When Saturday Comes en est un bon exemple mais ce n'est pas le seul et It's Going To Happen, Sigh And Explode, Hannah Doo, ou Forever Paradise enfoncent encore un peu plus le clou…
When Saturday Comes 1981 :
Tout commence en aout 1974 à Derry en Irlande du Nord. Les frères John et Vinny O'Neill décident de monter un groupe rock avec leurs amis Billy Doherty et Michael Bradley.
Enfin… au départ, ils n'ont pas d'instruments et se contentent même de boire du thé en écoutant des 45 tours. Ils ne jouent pas de musique mais ils ont un groupe quand même. D'ailleurs ils savent que Billy sera batteur, Michael sera bassiste et les deux frangins seront guitaristes.
Quelques mois plus tard, ils s'aperçoivent qu'il leur manque un chanteur pour être un vrai groupe !
Billy a un copain de classe qui ferait l'affaire, un certain Feargal Sharkey qui accepte aussitôt la proposition.
C'est à partir de ce moment (fin 1975) que le groupe, toujours sans nom, va réellement commencer à exister. D'abord, ils prennent un crédit pour s'acheter du matos. Ensuite, Feargal étant chef scout du quartier (!), il obtient un local mitoyen de la salle de réunion des scouts où ils peuvent laisser leur matos et répéter tranquillement.

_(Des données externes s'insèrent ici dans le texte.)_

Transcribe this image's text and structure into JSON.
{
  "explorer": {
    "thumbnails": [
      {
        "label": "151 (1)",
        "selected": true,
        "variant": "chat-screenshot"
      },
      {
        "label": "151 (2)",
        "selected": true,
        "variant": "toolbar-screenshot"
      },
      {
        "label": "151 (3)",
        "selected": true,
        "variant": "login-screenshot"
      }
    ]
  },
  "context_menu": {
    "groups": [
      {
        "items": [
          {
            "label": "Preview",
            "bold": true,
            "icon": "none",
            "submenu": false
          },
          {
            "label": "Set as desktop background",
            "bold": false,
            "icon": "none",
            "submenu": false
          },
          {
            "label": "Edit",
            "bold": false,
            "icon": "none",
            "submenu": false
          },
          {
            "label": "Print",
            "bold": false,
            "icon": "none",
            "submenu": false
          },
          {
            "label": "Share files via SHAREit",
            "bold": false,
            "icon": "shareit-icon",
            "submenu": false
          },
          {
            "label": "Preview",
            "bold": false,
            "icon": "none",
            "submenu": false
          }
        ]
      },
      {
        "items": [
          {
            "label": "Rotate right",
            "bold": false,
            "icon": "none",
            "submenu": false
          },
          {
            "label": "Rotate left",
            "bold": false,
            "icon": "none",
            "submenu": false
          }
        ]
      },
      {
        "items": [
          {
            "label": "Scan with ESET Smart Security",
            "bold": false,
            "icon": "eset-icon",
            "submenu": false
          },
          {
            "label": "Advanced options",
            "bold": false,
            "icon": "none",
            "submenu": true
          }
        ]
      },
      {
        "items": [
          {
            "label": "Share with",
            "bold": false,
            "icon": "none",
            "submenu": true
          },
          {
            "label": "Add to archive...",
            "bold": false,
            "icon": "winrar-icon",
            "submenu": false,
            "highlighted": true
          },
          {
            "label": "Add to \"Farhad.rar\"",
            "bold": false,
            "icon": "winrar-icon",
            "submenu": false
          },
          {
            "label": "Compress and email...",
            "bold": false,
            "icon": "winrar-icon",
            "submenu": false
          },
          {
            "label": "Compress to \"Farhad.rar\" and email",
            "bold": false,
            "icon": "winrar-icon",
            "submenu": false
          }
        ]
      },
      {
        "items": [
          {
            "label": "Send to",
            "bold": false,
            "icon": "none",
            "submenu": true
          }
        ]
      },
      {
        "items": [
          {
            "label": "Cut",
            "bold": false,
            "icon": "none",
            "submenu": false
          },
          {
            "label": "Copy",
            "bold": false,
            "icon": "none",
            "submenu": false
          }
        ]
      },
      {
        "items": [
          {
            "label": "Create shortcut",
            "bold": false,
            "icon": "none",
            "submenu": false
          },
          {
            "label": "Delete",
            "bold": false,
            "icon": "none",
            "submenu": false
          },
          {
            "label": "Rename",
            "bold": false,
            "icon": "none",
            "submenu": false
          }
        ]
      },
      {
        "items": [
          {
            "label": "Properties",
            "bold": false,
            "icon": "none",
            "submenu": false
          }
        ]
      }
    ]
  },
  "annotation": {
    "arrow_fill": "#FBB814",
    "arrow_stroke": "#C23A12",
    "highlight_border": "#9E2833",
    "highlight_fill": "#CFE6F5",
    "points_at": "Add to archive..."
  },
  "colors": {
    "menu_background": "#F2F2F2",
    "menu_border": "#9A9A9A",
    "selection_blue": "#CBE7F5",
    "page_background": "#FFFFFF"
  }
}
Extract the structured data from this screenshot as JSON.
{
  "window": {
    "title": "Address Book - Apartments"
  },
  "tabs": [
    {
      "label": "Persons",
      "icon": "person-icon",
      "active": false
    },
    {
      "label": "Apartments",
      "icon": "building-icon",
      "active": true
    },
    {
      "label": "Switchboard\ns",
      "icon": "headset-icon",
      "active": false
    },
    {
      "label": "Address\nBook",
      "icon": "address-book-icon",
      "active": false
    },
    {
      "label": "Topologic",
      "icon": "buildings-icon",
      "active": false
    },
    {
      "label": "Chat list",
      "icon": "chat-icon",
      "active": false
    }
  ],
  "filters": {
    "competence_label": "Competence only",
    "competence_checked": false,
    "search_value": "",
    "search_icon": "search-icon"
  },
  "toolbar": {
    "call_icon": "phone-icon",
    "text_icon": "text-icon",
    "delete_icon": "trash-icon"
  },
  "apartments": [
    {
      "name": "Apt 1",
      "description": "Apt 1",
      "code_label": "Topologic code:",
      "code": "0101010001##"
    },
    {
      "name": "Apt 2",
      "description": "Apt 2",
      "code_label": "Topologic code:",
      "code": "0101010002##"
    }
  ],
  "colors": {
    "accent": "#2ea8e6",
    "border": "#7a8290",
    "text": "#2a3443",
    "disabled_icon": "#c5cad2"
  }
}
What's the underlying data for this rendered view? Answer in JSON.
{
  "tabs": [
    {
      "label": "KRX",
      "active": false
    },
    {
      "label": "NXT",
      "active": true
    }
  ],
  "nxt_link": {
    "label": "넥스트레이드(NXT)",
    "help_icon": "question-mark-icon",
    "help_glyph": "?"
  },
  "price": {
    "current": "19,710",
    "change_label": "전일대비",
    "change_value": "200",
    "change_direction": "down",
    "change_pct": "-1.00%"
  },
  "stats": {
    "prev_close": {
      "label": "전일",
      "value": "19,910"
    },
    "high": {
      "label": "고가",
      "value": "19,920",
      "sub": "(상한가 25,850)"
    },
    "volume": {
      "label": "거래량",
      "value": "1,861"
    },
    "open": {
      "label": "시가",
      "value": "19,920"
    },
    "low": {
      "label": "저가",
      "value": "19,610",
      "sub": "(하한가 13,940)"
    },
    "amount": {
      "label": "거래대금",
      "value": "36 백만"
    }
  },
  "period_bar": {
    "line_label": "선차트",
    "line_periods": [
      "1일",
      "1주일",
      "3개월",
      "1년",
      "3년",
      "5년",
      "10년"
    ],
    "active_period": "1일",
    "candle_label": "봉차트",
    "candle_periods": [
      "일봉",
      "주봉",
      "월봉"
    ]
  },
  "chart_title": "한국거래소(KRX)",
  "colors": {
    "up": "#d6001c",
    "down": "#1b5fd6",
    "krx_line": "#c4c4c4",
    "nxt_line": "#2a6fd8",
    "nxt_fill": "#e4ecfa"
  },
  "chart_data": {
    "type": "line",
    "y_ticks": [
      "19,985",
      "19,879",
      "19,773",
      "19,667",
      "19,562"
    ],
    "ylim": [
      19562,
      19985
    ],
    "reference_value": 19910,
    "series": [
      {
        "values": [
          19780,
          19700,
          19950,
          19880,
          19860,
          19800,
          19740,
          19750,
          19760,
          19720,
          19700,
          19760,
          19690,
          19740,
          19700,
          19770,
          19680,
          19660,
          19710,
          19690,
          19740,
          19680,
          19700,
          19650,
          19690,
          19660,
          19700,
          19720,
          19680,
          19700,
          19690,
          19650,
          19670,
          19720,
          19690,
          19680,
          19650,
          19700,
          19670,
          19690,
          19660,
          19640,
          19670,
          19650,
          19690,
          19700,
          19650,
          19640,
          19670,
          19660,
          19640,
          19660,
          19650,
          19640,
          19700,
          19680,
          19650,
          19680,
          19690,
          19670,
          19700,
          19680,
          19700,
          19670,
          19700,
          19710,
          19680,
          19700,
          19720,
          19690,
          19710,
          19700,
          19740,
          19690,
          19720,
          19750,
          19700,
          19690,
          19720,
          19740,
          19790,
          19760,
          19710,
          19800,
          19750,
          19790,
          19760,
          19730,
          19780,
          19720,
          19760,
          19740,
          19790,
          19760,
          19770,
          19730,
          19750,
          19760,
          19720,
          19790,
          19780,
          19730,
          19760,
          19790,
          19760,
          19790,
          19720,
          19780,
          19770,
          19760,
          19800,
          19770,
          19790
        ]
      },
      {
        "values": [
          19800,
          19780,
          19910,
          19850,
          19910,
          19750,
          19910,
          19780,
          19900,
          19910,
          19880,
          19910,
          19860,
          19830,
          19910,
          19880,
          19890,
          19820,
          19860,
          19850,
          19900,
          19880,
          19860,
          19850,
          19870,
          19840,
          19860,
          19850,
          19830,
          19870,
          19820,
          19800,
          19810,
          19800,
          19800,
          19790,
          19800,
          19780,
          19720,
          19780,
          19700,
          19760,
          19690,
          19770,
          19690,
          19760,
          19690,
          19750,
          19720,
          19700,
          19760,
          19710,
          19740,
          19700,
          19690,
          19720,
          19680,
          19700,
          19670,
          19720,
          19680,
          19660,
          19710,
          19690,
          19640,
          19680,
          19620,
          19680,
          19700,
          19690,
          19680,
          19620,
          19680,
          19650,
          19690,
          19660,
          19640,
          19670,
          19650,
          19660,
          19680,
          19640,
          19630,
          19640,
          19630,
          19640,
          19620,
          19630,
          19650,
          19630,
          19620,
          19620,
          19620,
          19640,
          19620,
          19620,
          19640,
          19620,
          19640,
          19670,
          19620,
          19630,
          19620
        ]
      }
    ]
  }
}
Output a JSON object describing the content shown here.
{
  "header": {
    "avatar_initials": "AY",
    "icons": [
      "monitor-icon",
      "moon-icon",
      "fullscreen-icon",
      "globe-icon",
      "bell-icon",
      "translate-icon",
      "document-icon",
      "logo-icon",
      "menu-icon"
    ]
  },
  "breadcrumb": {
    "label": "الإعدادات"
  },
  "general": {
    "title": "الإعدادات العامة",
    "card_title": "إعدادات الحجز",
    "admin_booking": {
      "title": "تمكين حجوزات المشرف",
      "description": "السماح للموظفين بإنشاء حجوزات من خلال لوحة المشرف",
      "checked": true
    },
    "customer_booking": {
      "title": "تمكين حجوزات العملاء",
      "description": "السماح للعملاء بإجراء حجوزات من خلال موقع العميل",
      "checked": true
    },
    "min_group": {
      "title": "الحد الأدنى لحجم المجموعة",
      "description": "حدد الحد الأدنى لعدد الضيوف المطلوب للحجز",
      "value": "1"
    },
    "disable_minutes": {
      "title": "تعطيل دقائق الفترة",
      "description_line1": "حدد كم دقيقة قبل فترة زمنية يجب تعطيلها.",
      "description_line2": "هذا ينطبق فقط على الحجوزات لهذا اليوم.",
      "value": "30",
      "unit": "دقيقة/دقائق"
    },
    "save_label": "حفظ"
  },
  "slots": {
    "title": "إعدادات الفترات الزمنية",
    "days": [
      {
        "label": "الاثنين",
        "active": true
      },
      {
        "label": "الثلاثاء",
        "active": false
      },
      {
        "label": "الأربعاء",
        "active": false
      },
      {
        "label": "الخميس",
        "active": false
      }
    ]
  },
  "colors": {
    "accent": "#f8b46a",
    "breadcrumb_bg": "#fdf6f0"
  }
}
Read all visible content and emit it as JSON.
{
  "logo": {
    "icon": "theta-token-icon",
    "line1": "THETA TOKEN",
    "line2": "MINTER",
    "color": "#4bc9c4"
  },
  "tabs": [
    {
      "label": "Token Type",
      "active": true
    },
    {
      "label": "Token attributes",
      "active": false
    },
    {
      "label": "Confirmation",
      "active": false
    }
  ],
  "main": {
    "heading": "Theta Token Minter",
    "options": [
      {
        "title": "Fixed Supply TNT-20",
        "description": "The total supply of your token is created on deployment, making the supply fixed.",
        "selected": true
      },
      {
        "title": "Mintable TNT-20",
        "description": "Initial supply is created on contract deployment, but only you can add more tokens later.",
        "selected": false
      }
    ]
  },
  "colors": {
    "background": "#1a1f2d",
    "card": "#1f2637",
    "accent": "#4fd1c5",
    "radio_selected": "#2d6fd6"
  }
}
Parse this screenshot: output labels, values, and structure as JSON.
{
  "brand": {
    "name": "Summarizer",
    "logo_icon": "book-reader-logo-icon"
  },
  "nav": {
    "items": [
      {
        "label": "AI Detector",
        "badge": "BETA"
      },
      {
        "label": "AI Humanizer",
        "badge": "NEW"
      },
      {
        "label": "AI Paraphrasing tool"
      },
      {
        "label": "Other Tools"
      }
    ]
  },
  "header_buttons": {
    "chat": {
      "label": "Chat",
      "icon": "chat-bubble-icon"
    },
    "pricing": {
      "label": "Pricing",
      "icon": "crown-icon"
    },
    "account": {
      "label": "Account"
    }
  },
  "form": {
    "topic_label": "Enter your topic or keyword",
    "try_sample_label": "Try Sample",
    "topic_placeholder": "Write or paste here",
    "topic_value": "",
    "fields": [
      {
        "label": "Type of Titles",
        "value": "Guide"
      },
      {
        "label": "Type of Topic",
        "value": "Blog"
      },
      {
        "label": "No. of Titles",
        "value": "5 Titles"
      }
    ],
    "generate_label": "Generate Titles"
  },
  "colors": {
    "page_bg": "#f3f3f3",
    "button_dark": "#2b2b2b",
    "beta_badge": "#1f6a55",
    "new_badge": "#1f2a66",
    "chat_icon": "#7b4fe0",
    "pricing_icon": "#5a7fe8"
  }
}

Le groupe commence à se monter un répertoire, du rythm'n'blues, des reprises des Stones et des Beatles, 4 morceaux en 4 mois de répétitions.
Feargall dégotte également leur premier concert, trop la classe : animer une soirée pour de jeunes scouts âgés de 9 à 10 ans ! Bien que ce ne soit pas très prestigieux, c'est important pour eux.
Mais quelques semaines avant le concert, Vinny O'Neills décide de quitter le groupe…
Heureusement, il y a un troisième frère O'Neill, Damian, qui joue de la guitare dans son coin et est immédiatement embauché pour remplacer le lâcheur.
Toujours pas de nom, mais le groupe a maintenant trouvé sa forme définitive.
Courant 1976, ils découvrent le punk-rock et le garage sixties.
Ils décident de durcir un peu leur son et, peu de temps après, adoptent le nom The Undertones.
Après les fêtes de patronages scouts et les soirées des écoles du quartier, les Undertones obtiennent un concert dans un des rares pubs du quartier à accueillir des groupes de rock, la Casbah.
Ce premier vrai concert sera ravageur : Feargal et Billy finissent le set en foutant en l'air le matos, après une reprise tonitruante de Gloria. Le patron du pub est séduit et il leur ouvre sa scène où ils joueront pratiquement chaque semaine pendant les 18 prochains mois.
C'est à la Casbah que les Undertones se font les dents, un public local et un répertoire de plus en plus complet qui s'étoffe des compositions des frères O'Neill et de Michael Bradley.
Ils enregistrent une maquette et l'envoient aux maisons de disques mais ne reçoivent que des refus en retour. Grâce à l'insistance d'un de leur copain, un petit label local, Good Vibrations, accepte finalement de leur faire enregistrer à Belfast et de sortir un EP, Teenage Kicks, qui lancera leur carrière.
John Peel tombe en extase devant ce morceau qu'il qualifiera jusqu'à sa mort en 2004 de "meilleur 45 tours de tous les temps". Il passe et repasse et repasse et repasse encore le morceau dans son émission sur la prestigieuse BBC1 et il dit et redit et dit encore tout le bien qu'il pense de ce jeune groupe irlandais.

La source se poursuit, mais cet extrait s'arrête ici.